Da questi pensieri ancora poco strutturati, sto tentando di esprimere un punto di vista ottimistico relativo a questa fase storica, nella quale intravedo un momento di grandi opportunità. Una delle parole chiave del collettivo FabriQa23, di cui faccio parte, è “trasformazione” e ora come mai abbiamo davanti a noi la prospettiva di un radicale cambiamento. Quello che avremmo potuto ottenere in anni, forse abbiamo la possibilità di costruirlo ben prima, dato che le persone in questo momento hanno una diversa recettività, oltre ad avere le coscienze scosse e minate da domande che fino a ieri erano prerogativa di pochi.
È in questa possibile vicinanza, in questa sorta di inaspettata sintonia, che intravedo un margine per toccare la coscienza delle persone e trovare così nuovi interlocutori disposti ad ascoltare, nuove alleanze, per questo vale la pena tentare di valorizzare quei processi trasformativi di cui tanto abbiamo parlato, quelli centrati sull’inclusione, sulla riduzione delle diseguaglianze, sul rispetto ambientale. Mi sento di affermare che se dobbiamo immaginare una società diversa da quella in cui fino ad oggi abbiamo vissuto, forse vale la pena metterci un po’ di utopia che ci guidi verso una prospettiva diversa da quella degli ultimi decenni.

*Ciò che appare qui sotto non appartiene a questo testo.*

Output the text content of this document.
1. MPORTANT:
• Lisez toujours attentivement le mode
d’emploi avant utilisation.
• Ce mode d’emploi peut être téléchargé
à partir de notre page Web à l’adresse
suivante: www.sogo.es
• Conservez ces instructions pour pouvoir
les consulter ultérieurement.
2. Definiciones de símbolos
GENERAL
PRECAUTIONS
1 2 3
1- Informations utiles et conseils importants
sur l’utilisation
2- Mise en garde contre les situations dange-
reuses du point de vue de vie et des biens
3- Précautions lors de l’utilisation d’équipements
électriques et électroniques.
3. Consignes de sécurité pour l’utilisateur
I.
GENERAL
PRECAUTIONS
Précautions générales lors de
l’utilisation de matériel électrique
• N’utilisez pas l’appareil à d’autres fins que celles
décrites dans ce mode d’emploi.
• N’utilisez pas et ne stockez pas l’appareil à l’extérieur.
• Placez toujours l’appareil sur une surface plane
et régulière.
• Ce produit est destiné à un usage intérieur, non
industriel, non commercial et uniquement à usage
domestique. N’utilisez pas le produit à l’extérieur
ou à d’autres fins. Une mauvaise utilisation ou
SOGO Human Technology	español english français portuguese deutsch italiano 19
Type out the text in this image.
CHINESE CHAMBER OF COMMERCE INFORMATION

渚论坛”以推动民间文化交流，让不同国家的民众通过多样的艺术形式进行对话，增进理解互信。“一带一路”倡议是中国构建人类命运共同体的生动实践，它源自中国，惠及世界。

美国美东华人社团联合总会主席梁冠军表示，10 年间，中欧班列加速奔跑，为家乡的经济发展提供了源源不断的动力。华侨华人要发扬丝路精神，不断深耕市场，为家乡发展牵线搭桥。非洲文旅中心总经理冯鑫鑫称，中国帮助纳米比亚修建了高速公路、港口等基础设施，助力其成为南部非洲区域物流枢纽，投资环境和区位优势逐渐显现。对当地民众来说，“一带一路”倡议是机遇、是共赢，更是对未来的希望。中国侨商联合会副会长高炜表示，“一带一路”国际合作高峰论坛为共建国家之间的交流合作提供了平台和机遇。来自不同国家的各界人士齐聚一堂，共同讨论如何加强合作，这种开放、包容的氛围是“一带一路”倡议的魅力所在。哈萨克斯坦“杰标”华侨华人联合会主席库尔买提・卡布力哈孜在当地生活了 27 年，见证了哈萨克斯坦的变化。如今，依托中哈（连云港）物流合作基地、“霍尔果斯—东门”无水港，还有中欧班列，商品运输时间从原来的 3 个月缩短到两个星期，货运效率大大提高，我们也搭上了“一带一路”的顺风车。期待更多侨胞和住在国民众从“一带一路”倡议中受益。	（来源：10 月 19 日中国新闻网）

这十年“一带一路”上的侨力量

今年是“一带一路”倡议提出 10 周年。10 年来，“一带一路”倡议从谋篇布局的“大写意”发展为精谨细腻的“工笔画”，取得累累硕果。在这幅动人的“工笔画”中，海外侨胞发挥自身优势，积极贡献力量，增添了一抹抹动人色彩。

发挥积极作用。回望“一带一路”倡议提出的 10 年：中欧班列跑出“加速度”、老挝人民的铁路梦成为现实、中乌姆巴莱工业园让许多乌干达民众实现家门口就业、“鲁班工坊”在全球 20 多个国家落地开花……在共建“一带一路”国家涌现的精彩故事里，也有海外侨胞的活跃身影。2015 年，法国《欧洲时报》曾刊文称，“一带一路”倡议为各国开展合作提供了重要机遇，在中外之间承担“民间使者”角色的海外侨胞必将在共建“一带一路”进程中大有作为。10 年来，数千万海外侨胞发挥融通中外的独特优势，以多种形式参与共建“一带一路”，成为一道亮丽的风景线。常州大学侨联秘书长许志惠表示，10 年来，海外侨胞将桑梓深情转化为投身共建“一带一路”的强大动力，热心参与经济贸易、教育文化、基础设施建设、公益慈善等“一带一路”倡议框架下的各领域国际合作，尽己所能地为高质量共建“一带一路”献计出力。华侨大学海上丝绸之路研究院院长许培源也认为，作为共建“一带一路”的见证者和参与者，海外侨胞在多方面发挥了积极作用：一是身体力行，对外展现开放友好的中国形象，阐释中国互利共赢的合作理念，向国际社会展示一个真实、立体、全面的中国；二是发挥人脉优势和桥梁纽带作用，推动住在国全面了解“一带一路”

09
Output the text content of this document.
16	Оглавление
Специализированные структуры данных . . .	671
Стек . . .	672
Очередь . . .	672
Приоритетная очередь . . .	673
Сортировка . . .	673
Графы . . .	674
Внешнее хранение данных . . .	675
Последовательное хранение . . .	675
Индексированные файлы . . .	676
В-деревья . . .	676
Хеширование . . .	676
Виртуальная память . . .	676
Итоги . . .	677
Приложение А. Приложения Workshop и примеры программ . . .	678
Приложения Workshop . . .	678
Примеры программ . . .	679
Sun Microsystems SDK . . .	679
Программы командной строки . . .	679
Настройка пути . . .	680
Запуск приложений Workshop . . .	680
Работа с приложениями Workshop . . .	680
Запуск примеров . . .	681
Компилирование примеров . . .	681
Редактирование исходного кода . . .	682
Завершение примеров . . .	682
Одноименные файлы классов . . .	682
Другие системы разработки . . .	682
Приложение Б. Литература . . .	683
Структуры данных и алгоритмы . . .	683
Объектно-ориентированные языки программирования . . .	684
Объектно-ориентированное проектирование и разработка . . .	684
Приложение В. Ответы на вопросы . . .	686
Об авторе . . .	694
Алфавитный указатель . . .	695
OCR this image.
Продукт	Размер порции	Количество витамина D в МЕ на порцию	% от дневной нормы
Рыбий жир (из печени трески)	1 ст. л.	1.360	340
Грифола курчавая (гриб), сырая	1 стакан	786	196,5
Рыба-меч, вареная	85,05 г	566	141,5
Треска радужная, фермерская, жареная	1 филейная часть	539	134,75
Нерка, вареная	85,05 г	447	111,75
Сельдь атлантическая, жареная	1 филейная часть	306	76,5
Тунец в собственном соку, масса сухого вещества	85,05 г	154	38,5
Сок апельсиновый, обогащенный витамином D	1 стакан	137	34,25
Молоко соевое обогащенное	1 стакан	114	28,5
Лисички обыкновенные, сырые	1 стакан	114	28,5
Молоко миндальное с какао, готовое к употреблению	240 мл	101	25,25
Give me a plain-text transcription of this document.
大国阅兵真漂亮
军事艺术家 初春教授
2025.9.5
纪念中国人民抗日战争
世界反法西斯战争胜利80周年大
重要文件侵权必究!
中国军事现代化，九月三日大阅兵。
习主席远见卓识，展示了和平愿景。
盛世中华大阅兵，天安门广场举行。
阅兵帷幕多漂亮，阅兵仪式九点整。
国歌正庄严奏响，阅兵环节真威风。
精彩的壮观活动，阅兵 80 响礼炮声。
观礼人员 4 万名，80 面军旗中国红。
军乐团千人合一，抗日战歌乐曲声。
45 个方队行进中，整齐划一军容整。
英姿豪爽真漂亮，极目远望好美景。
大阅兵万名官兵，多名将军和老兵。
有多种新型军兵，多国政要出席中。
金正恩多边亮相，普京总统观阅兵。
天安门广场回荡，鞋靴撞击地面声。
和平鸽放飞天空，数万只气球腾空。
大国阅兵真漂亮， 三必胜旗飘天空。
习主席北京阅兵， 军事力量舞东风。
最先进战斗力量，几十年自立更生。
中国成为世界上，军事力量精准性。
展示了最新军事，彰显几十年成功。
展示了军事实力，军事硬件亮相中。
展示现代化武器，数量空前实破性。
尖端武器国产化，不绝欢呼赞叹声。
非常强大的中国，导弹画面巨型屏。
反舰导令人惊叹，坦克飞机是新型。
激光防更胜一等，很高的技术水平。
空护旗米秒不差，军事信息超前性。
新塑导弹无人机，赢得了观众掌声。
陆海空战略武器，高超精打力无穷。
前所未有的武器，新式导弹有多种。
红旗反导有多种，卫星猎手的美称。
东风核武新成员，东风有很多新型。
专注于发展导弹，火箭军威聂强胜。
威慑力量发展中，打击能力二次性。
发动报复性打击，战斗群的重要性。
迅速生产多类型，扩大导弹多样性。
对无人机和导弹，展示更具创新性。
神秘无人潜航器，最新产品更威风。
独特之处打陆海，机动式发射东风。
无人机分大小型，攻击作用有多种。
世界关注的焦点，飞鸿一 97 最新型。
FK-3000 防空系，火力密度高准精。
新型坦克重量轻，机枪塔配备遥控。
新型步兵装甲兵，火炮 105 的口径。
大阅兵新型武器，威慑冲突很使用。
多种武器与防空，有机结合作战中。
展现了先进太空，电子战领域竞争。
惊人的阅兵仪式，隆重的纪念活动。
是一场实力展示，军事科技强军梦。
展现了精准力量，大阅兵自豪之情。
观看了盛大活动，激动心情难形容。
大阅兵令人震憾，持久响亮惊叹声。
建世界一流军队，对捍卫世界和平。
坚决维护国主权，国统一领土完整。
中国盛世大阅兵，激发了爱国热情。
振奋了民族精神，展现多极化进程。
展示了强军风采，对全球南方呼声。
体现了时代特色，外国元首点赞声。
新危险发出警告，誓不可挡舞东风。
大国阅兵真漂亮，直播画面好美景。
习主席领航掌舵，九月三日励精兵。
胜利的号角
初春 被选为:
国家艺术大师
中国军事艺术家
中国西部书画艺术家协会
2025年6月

L’era del coronavirus potrebbe essere uno spartiacque tra un prima e un dopo, basti pensare agli spostamenti internazionali, ai modelli produttivi o sanitari, come possiamo immaginare che tutto rimarrà invariato?
Proprio in questa asimmetria tra la vita di ieri, quella di oggi e quella di domani che vedo numerose possibilità e la necessità di coagulare le energie residue, contro ogni frammentazione.
Penso a quante persone saranno disoccupate, quante saranno traumatizzate dall’accaduto, quante saranno di nuovo sole e quante ancora emarginate, ma quello che credo è che alcune di loro saranno più disposte di prima a immaginare una società diversa, alternativa a quella stessa società che li ha messi a rischio.
Allora mi viene da dire che in fin dei conti questo virus non ha portato solo il male, ma anche uno squarcio di verità, di autenticità, ha messo a nudo tutto quello che la politica e la società hanno nascosto sotto al tappeto e ora mi auguro che ci si prenda il tempo per riordinare tutto e resistere all’idea di trovare un tappeto più grande.